As the cars tumbled across the track in the Daytona 500’s closing moments, series officials had to make a tough choice.
They could throw a caution flag immediately, giving Mark Martin a sentimental victory while denying Kevin Harvick a chance to race to the finish. Or they could let them race on – even as a seven-car demolition derby exploded behind them – in a frenzied final stretch that will be remembered as one of the best in NASCAR history.
NASCAR went for the drama.
By allowing Harvick and Martin to race to the checkered flag, giving Harvick his first Daytona 500 victory and dropping Martin to 0-for-23, NASCAR created a new controversy.
“We get criticized for everything we do, and this is no exception,” competition director Robin Pemberton said Monday. “If we throw the flag too early, people are mad that we kept Harvick from winning. If we throw it too late, people are mad that Mark Martin didn’t win.
“It’s hard. It’s always hard. All we can do is make the best decisions we can in that moment.”
But in that moment NASCAR slightly changed its own rules.
In the old days, drivers raced to the flag when the caution came out. That practice was stopped in 2003, when NASCAR determined it was too dangerous to allow speeding cars to zip past an accident scene.
Now, the field is frozen and all cars must slow down when a caution comes out. Multi-car mayhem generally warrants a caution. But as Kyle Busch, Matt Kenseth and Jeff Gordon bumped and banged across the track just a few hundred yards from the finish, NASCAR let the racing go on.

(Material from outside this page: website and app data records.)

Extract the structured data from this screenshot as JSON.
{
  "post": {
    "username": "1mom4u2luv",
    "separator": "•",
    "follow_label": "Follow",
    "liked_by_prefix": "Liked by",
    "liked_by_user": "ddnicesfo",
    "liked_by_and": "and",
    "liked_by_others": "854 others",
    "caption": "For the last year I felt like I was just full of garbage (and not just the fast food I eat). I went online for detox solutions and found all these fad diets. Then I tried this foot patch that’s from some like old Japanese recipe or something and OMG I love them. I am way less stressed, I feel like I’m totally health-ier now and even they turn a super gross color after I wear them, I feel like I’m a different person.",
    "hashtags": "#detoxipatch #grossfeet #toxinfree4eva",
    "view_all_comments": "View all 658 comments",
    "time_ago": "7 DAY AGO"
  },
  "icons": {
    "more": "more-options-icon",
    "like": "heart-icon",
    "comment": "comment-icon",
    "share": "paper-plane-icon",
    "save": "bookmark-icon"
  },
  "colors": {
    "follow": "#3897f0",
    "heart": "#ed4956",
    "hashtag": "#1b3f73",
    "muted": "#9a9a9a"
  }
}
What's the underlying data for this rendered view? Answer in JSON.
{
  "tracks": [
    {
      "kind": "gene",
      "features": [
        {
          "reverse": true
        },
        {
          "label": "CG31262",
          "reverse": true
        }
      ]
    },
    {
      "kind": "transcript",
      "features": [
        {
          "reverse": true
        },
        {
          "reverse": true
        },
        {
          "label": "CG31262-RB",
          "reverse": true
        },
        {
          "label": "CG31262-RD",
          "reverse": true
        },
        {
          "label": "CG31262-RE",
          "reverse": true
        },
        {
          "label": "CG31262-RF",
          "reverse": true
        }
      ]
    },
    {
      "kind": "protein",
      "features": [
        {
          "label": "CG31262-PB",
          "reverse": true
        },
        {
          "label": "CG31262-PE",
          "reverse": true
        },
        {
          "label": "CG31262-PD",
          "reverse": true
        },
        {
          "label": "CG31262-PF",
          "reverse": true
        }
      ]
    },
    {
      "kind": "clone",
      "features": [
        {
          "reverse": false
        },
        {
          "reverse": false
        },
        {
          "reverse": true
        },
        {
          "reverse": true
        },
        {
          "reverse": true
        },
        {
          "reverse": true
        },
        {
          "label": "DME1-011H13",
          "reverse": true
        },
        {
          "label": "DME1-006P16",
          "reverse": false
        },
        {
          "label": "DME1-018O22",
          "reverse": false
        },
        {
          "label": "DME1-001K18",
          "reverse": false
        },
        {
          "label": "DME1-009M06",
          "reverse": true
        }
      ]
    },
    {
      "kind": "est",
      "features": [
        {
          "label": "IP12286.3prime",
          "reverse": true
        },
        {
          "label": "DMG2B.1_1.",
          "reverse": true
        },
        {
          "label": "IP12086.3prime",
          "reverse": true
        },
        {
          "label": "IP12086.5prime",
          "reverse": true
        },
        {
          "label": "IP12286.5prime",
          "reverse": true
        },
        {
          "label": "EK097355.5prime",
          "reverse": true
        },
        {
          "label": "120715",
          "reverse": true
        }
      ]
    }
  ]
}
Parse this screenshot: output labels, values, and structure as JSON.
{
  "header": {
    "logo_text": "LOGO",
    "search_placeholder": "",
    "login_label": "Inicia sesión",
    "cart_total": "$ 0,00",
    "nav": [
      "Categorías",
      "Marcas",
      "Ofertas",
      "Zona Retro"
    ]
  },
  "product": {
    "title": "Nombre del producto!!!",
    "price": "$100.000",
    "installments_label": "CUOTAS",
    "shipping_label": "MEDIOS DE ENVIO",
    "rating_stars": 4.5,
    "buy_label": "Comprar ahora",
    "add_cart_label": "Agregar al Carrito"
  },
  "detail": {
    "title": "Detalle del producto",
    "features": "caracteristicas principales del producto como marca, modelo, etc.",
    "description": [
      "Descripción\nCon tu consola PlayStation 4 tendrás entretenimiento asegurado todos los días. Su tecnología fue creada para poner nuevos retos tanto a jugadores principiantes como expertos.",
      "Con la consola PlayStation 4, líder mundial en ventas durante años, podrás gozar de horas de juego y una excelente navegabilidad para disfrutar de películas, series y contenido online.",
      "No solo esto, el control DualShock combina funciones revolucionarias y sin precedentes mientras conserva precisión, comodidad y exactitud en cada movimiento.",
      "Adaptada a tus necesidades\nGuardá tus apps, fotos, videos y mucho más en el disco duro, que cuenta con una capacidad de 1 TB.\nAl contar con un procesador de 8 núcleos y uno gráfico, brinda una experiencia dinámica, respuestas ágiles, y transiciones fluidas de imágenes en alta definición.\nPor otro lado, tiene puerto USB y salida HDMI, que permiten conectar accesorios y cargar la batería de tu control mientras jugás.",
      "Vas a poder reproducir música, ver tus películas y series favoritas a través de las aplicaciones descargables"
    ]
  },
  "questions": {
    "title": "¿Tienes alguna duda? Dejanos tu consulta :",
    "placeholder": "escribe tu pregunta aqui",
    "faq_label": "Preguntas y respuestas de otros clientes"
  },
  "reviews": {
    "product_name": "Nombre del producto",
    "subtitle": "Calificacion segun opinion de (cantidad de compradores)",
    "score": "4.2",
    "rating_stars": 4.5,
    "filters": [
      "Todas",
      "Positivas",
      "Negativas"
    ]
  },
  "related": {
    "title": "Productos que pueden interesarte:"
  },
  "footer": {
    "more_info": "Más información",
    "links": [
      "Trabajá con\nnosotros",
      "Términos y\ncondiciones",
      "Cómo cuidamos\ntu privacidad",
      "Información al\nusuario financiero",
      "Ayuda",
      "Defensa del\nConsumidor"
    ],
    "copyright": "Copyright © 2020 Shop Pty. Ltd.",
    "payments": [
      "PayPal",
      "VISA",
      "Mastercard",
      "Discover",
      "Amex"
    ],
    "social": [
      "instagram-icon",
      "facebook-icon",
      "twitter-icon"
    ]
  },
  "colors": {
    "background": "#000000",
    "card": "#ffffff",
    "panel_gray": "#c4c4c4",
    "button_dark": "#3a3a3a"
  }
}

It wasn’t until Clint Bowyer flipped, crossing the finish line on his roof as flames ripped through his car, that NASCAR finally waved the yellow flag.
By then, it was too late for Martin. Harvick already had nosed ahead, beating him across the finish line by the length of his car hood. The .020 margin was the closest in the history of electronic scoring at Daytona.
Martin initially was irate over his radio, criticizing NASCAR for not throwing the caution.
“I can’t believe they waited!” he wailed.
Still, he refused to blast NASCAR for its decision – which might have cost Martin is last shot at a Daytona 500 victory.
“No one wants to hear a grown man cry,” the 48-year-old Martin said. “I’m not going to cry about it. This is the end. They made the decision. That’s what we’re going to live with.”
That’s just how it goes in NASCAR, where the rules can be a moving target and enforcement is almost always arbitrary.
On any other lap at any other race, it’s likely the caution would come out the moment Busch and Kenseth collided.
Arguing that it was OK because it was the last lap isn’t right, either.
The one constant of Speedweeks, which saw six people thrown out of the garage for cheating? Every incident proved it’s past time for NASCAR to have a very clear rule book.